According to the 27 paged report released by Human Rights Watch today, Angolan armed forces and state intelligence officials have arbitrarily arrested 38 people belonging to the Liberation Front of the Enclave of Cabinda accused of state security crimes in Cabinda between September 2007 and March 2009.
“Most were subjected to lengthy incommunicado detention, torture, and cruel or inhumane treatment in military custody and were denied due process rights,” HRW said.
The Africa director for Human Rights Watch, Georgette Gagnon, said the Angolan armed forces are committing serious human rights violations in Cabinda, saying Angola's security concerns do not justify torturing people or denying them their most basic rights.

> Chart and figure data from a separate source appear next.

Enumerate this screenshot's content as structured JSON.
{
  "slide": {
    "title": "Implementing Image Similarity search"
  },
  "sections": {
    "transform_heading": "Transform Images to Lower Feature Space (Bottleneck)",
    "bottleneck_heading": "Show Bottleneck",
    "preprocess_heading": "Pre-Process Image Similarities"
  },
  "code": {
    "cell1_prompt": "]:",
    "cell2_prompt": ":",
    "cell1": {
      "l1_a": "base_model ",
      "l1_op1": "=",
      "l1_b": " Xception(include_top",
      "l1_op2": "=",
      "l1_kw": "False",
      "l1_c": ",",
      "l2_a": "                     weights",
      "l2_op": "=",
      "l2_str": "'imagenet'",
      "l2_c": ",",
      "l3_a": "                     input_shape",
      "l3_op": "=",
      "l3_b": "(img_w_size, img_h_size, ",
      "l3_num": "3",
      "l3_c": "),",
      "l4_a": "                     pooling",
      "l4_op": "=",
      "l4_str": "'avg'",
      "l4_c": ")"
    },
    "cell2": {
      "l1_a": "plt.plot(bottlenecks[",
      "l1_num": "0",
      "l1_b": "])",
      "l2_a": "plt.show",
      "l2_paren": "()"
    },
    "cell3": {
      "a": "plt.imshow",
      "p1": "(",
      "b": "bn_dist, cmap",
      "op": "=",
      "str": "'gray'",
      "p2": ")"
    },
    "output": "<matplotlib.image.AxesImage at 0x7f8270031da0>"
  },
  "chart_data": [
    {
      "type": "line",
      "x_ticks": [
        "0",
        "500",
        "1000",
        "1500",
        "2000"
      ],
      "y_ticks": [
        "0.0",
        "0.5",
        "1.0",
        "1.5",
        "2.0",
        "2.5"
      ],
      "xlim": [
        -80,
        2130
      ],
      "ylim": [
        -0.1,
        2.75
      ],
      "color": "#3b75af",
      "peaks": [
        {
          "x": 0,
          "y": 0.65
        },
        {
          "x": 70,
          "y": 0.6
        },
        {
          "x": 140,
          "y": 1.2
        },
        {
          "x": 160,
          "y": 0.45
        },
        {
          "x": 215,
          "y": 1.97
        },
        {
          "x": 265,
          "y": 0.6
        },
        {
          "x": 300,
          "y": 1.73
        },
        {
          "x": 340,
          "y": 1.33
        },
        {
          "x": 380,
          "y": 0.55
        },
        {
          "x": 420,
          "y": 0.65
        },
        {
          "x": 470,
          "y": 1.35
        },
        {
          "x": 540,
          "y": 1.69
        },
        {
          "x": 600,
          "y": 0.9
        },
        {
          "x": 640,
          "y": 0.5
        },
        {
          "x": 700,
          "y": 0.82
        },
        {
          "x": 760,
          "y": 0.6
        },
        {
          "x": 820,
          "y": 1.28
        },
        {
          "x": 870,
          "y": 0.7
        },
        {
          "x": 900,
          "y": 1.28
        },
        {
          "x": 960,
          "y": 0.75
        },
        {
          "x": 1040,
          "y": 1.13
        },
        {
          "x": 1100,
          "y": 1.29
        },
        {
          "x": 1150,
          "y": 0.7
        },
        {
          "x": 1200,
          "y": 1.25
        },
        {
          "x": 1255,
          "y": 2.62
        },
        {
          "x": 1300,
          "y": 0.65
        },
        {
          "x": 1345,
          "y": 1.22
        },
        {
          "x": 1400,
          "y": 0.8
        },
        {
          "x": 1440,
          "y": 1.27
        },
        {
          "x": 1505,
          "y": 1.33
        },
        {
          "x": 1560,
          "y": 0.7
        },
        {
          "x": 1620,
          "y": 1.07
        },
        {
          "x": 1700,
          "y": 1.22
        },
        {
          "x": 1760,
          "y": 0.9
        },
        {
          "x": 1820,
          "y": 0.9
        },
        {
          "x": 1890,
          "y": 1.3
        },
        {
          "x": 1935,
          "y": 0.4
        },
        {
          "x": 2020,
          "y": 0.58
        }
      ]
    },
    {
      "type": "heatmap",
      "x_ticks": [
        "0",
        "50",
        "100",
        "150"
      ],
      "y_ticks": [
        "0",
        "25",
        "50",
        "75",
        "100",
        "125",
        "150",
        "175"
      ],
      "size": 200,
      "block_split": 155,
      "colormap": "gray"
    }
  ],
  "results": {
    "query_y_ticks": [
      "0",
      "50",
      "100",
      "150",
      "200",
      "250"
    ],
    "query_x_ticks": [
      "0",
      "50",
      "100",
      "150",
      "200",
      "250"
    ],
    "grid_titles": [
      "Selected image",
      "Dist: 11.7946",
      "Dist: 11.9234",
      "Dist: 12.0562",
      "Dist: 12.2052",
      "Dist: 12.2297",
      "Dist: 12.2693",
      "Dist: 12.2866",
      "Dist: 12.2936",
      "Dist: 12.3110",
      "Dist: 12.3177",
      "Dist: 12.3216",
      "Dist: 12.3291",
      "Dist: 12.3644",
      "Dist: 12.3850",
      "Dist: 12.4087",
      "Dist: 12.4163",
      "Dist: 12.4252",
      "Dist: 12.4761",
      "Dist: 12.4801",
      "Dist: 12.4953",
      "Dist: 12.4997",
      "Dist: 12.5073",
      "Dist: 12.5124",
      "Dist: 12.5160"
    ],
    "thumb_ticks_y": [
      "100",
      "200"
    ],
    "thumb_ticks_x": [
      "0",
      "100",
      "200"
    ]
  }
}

“The government should drop all cases brought against citizens based on unlawful confessions, such as those obtained under torture,” Human Rights Watch said.
Human Rights Watch further called on the Angolan government to ensure that the armed forces promptly transfer individuals detained for security crimes to the competent civilian authorities, further saying the detained should be given a fair trial.
It further urged the government to investigate all allegations of serious human rights violations by members of the military and intelligence services, and the prosecution of alleged perpetrators.
A 2006 peace agreement signed by the government of Angola and a faction of the separatist guerrilla movement sought to end formally the armed conflict in Cabinda, which has endured since Angola's independence in 1975.
The Angolan government claims that the war in Cabinda is over. However, sporadic attacks on government forces and expatriate workers have continued, and a FLEC group has threatened to increase activities ahead of the 2010 Africa Cup of Nations, which will also be held in Cabinda.